Summer reflections
It is June 6, 2021, I’m in my hometown of Concordia, Missouri, I am in my rocking chair, on my porch, next to my peach tree, and I am attempting to figure things out that I have no business trying to figure out. This feeling is not entirely unfamiliar.
For the first few years we lived in Missouri, I truly disliked it. I guess I internalized all the little quips I would hear about this apparently godforsaken place (Missouri? Don’t you mean Mis-e-ry?) and decided to detest the fact that this was now where I had my permanent residence. Whenever we stayed at home on school breaks, I would shut myself in my room, and watch a lot of Netflix and read books and generally ignore the outside world.
A few years later, ignoring my immediate surroundings became more of a challenge. Quarantine happened, and (like many of us) I discovered there was only so much Netflix a person could handle. So, I walked. I walked and thought about all I had missed, how the world was changing, and how I might hyperbolize this very walk to my future grandchildren. Initially, walking provided time and space for me to think. But (like many of us) I learned there is only so much analytical thinking one can do. So, after I traipsed down the same paths for the umpteenth time, my town started to change. The streets I had begrudgingly walked down were now pathways that curved seamlessly into the endless backdrop of the sky. I saw the many flowering trees, and how they were still moving and growing despite the world doing the opposite. I saw these tiny budding flowers, these wide expanses of land, and fell peacefully into the middle of it all. That which had been thrown out of control was not going to start because of my will. The world was a mess, but rather than trying to separate myself and control it, I was just part of it.
Quarantine came and went, and I didn’t always have enough time to keep up my habit of daily walks, but the theme of being in the middle of things has remained significant in my life. Take these quotes.
Ecclesiastes 3:11- He has made everything beautiful in its time. He has also set eternity in the human heart; yet no one can fathom what God has done from beginning to end. I know that there is nothing better for people than to be happy and do good while they live. That each of them may eat and drink and find satisfaction in all their toil-this is the gift of God.
Or, if you would prefer it in layman's terms.
“But about my uncle Alex, who is up in Heaven now. One of the things he found objectionable about human beings was that they so rarely noticed when they were happy.
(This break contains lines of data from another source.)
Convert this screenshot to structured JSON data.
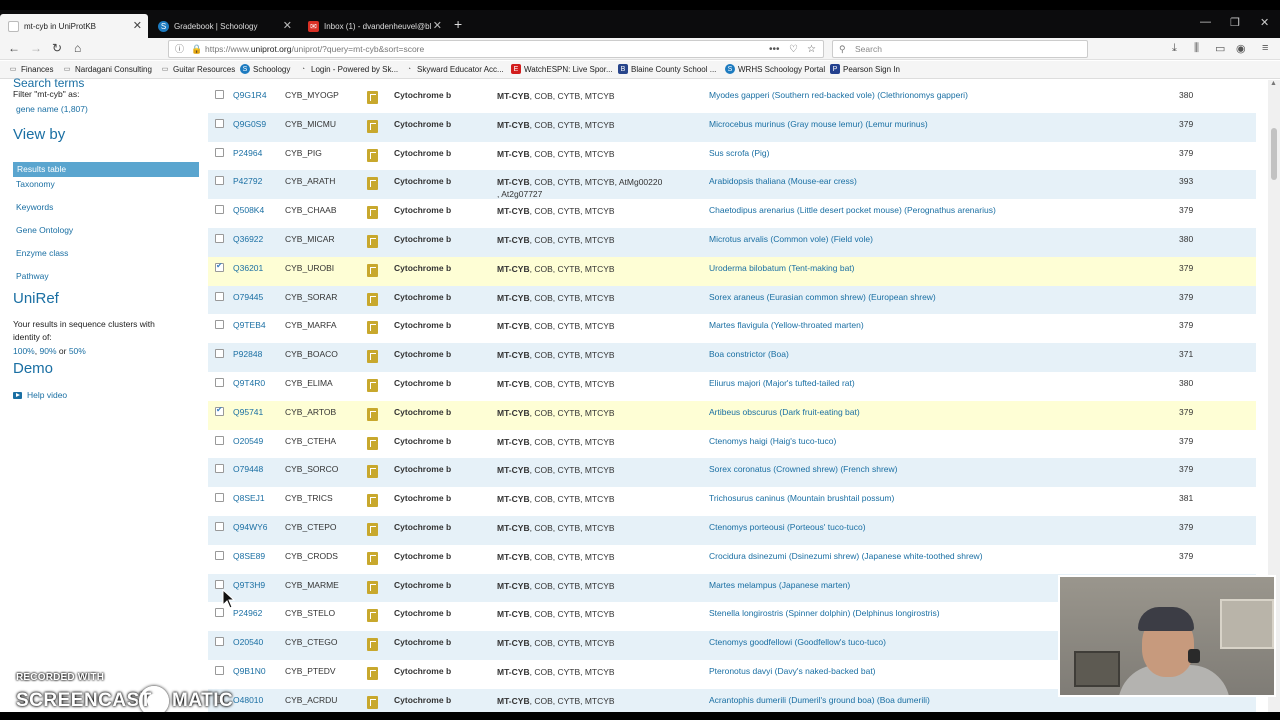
{
  "browser": {
    "tabs": [
      {
        "label": "mt-cyb in UniProtKB",
        "active": true
      },
      {
        "label": "Gradebook | Schoology",
        "active": false
      },
      {
        "label": "Inbox (1) - dvandenheuvel@bl",
        "active": false
      }
    ],
    "url_prefix": "https://www.",
    "url_host": "uniprot.org",
    "url_path": "/uniprot/?query=mt-cyb&sort=score",
    "search_placeholder": "Search",
    "bookmarks": [
      {
        "label": "Finances",
        "icon": "folder-icon"
      },
      {
        "label": "Nardagani Consulting",
        "icon": "folder-icon"
      },
      {
        "label": "Guitar Resources",
        "icon": "folder-icon"
      },
      {
        "label": "Schoology",
        "icon": "schoology-icon"
      },
      {
        "label": "Login - Powered by Sk...",
        "icon": "login-icon"
      },
      {
        "label": "Skyward Educator Acc...",
        "icon": "skyward-icon"
      },
      {
        "label": "WatchESPN: Live Spor...",
        "icon": "espn-icon"
      },
      {
        "label": "Blaine County School ...",
        "icon": "school-icon"
      },
      {
        "label": "WRHS Schoology Portal",
        "icon": "schoology-icon"
      },
      {
        "label": "Pearson Sign In",
        "icon": "pearson-icon"
      }
    ]
  },
  "sidebar": {
    "cut_heading": "Search terms",
    "filter_label": "Filter \"mt-cyb\" as:",
    "filter_link": "gene name (1,807)",
    "view_by_heading": "View by",
    "view_items": [
      "Results table",
      "Taxonomy",
      "Keywords",
      "Gene Ontology",
      "Enzyme class",
      "Pathway"
    ],
    "uniref_heading": "UniRef",
    "uniref_text_1": "Your results in sequence clusters with",
    "uniref_text_2": "identity of:",
    "uniref_link_100": "100%",
    "uniref_link_90": "90%",
    "uniref_or": "or",
    "uniref_link_50": "50%",
    "uniref_comma": ",",
    "demo_heading": "Demo",
    "help_video": "Help video"
  },
  "table": {
    "rows": [
      {
        "acc": "Q9G1R4",
        "entry": "CYB_MYOGP",
        "protein": "Cytochrome b",
        "gene_main": "MT-CYB",
        "gene_rest": ", COB, CYTB, MTCYB",
        "organism": "Myodes gapperi (Southern red-backed vole) (Clethrionomys gapperi)",
        "length": "380",
        "checked": false
      },
      {
        "acc": "Q9G0S9",
        "entry": "CYB_MICMU",
        "protein": "Cytochrome b",
        "gene_main": "MT-CYB",
        "gene_rest": ", COB, CYTB, MTCYB",
        "organism": "Microcebus murinus (Gray mouse lemur) (Lemur murinus)",
        "length": "379",
        "checked": false
      },
      {
        "acc": "P24964",
        "entry": "CYB_PIG",
        "protein": "Cytochrome b",
        "gene_main": "MT-CYB",
        "gene_rest": ", COB, CYTB, MTCYB",
        "organism": "Sus scrofa (Pig)",
        "length": "379",
        "checked": false
      },
      {
        "acc": "P42792",
        "entry": "CYB_ARATH",
        "protein": "Cytochrome b",
        "gene_main": "MT-CYB",
        "gene_rest": ", COB, CYTB, MTCYB, AtMg00220",
        "gene_line2": ", At2g07727",
        "organism": "Arabidopsis thaliana (Mouse-ear cress)",
        "length": "393",
        "checked": false
      },
      {
        "acc": "Q508K4",
        "entry": "CYB_CHAAB",
        "protein": "Cytochrome b",
        "gene_main": "MT-CYB",
        "gene_rest": ", COB, CYTB, MTCYB",
        "organism": "Chaetodipus arenarius (Little desert pocket mouse) (Perognathus arenarius)",
        "length": "379",
        "checked": false
      },
      {
        "acc": "Q36922",
        "entry": "CYB_MICAR",
        "protein": "Cytochrome b",
        "gene_main": "MT-CYB",
        "gene_rest": ", COB, CYTB, MTCYB",
        "organism": "Microtus arvalis (Common vole) (Field vole)",
        "length": "380",
        "checked": false
      },
      {
        "acc": "Q36201",
        "entry": "CYB_UROBI",
        "protein": "Cytochrome b",
        "gene_main": "MT-CYB",
        "gene_rest": ", COB, CYTB, MTCYB",
        "organism": "Uroderma bilobatum (Tent-making bat)",
        "length": "379",
        "checked": true
      },
      {
        "acc": "O79445",
        "entry": "CYB_SORAR",
        "protein": "Cytochrome b",
        "gene_main": "MT-CYB",
        "gene_rest": ", COB, CYTB, MTCYB",
        "organism": "Sorex araneus (Eurasian common shrew) (European shrew)",
        "length": "379",
        "checked": false
      },
      {
        "acc": "Q9TEB4",
        "entry": "CYB_MARFA",
        "protein": "Cytochrome b",
        "gene_main": "MT-CYB",
        "gene_rest": ", COB, CYTB, MTCYB",
        "organism": "Martes flavigula (Yellow-throated marten)",
        "length": "379",
        "checked": false
      },
      {
        "acc": "P92848",
        "entry": "CYB_BOACO",
        "protein": "Cytochrome b",
        "gene_main": "MT-CYB",
        "gene_rest": ", COB, CYTB, MTCYB",
        "organism": "Boa constrictor (Boa)",
        "length": "371",
        "checked": false
      },
      {
        "acc": "Q9T4R0",
        "entry": "CYB_ELIMA",
        "protein": "Cytochrome b",
        "gene_main": "MT-CYB",
        "gene_rest": ", COB, CYTB, MTCYB",
        "organism": "Eliurus majori (Major's tufted-tailed rat)",
        "length": "380",
        "checked": false
      },
      {
        "acc": "Q95741",
        "entry": "CYB_ARTOB",
        "protein": "Cytochrome b",
        "gene_main": "MT-CYB",
        "gene_rest": ", COB, CYTB, MTCYB",
        "organism": "Artibeus obscurus (Dark fruit-eating bat)",
        "length": "379",
        "checked": true
      },
      {
        "acc": "O20549",
        "entry": "CYB_CTEHA",
        "protein": "Cytochrome b",
        "gene_main": "MT-CYB",
        "gene_rest": ", COB, CYTB, MTCYB",
        "organism": "Ctenomys haigi (Haig's tuco-tuco)",
        "length": "379",
        "checked": false
      },
      {
        "acc": "O79448",
        "entry": "CYB_SORCO",
        "protein": "Cytochrome b",
        "gene_main": "MT-CYB",
        "gene_rest": ", COB, CYTB, MTCYB",
        "organism": "Sorex coronatus (Crowned shrew) (French shrew)",
        "length": "379",
        "checked": false
      },
      {
        "acc": "Q8SEJ1",
        "entry": "CYB_TRICS",
        "protein": "Cytochrome b",
        "gene_main": "MT-CYB",
        "gene_rest": ", COB, CYTB, MTCYB",
        "organism": "Trichosurus caninus (Mountain brushtail possum)",
        "length": "381",
        "checked": false
      },
      {
        "acc": "Q94WY6",
        "entry": "CYB_CTEPO",
        "protein": "Cytochrome b",
        "gene_main": "MT-CYB",
        "gene_rest": ", COB, CYTB, MTCYB",
        "organism": "Ctenomys porteousi (Porteous' tuco-tuco)",
        "length": "379",
        "checked": false
      },
      {
        "acc": "Q8SE89",
        "entry": "CYB_CRODS",
        "protein": "Cytochrome b",
        "gene_main": "MT-CYB",
        "gene_rest": ", COB, CYTB, MTCYB",
        "organism": "Crocidura dsinezumi (Dsinezumi shrew) (Japanese white-toothed shrew)",
        "length": "379",
        "checked": false
      },
      {
        "acc": "Q9T3H9",
        "entry": "CYB_MARME",
        "protein": "Cytochrome b",
        "gene_main": "MT-CYB",
        "gene_rest": ", COB, CYTB, MTCYB",
        "organism": "Martes melampus (Japanese marten)",
        "length": "",
        "checked": false
      },
      {
        "acc": "P24962",
        "entry": "CYB_STELO",
        "protein": "Cytochrome b",
        "gene_main": "MT-CYB",
        "gene_rest": ", COB, CYTB, MTCYB",
        "organism": "Stenella longirostris (Spinner dolphin) (Delphinus longirostris)",
        "length": "",
        "checked": false
      },
      {
        "acc": "O20540",
        "entry": "CYB_CTEGO",
        "protein": "Cytochrome b",
        "gene_main": "MT-CYB",
        "gene_rest": ", COB, CYTB, MTCYB",
        "organism": "Ctenomys goodfellowi (Goodfellow's tuco-tuco)",
        "length": "",
        "checked": false
      },
      {
        "acc": "Q9B1N0",
        "entry": "CYB_PTEDV",
        "protein": "Cytochrome b",
        "gene_main": "MT-CYB",
        "gene_rest": ", COB, CYTB, MTCYB",
        "organism": "Pteronotus davyi (Davy's naked-backed bat)",
        "length": "",
        "checked": false
      },
      {
        "acc": "O48010",
        "entry": "CYB_ACRDU",
        "protein": "Cytochrome b",
        "gene_main": "MT-CYB",
        "gene_rest": ", COB, CYTB, MTCYB",
        "organism": "Acrantophis dumerili (Dumeril's ground boa) (Boa dumerili)",
        "length": "",
        "checked": false
      }
    ]
  },
  "watermark": {
    "line1": "RECORDED WITH",
    "line2a": "SCREENCAST",
    "line2b": "MATIC"
  },
  "colors": {
    "link": "#1a6fa3",
    "row_alt": "#e6f1f8",
    "row_selected": "#fefed5",
    "active_nav": "#5aa5cf",
    "reviewed_icon": "#c8a82d"
  }
}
We could be drinking lemonade in the summertime, and Uncle Alex would interrupt the conversation to say, ‘If this isn’t nice, what is?’”-Kurt Vonnegut
I think that college allows us a lot of space to be in between these two things. Appreciating the small things and attempting to fathom the unfathomable, i.e., our futures.
Occasionally, my happiness is contingent upon how much of this future I know. When my future seems more concrete, it’s makes it easier to appreciate the lemonade sipping moments. It’s not abnormal to think about the future, but it is worthwhile to remember that what our life will look like after graduation, a year, or even the next day- is not certain.
It is June 6, 2021, and I am taking stock of what I have.
This rocking chair, my family, the peach tree on the side of my house, my cat, my friends, and a God who has orchestrated my sitting in this chair, by this peach tree for some currently unfathomable reason.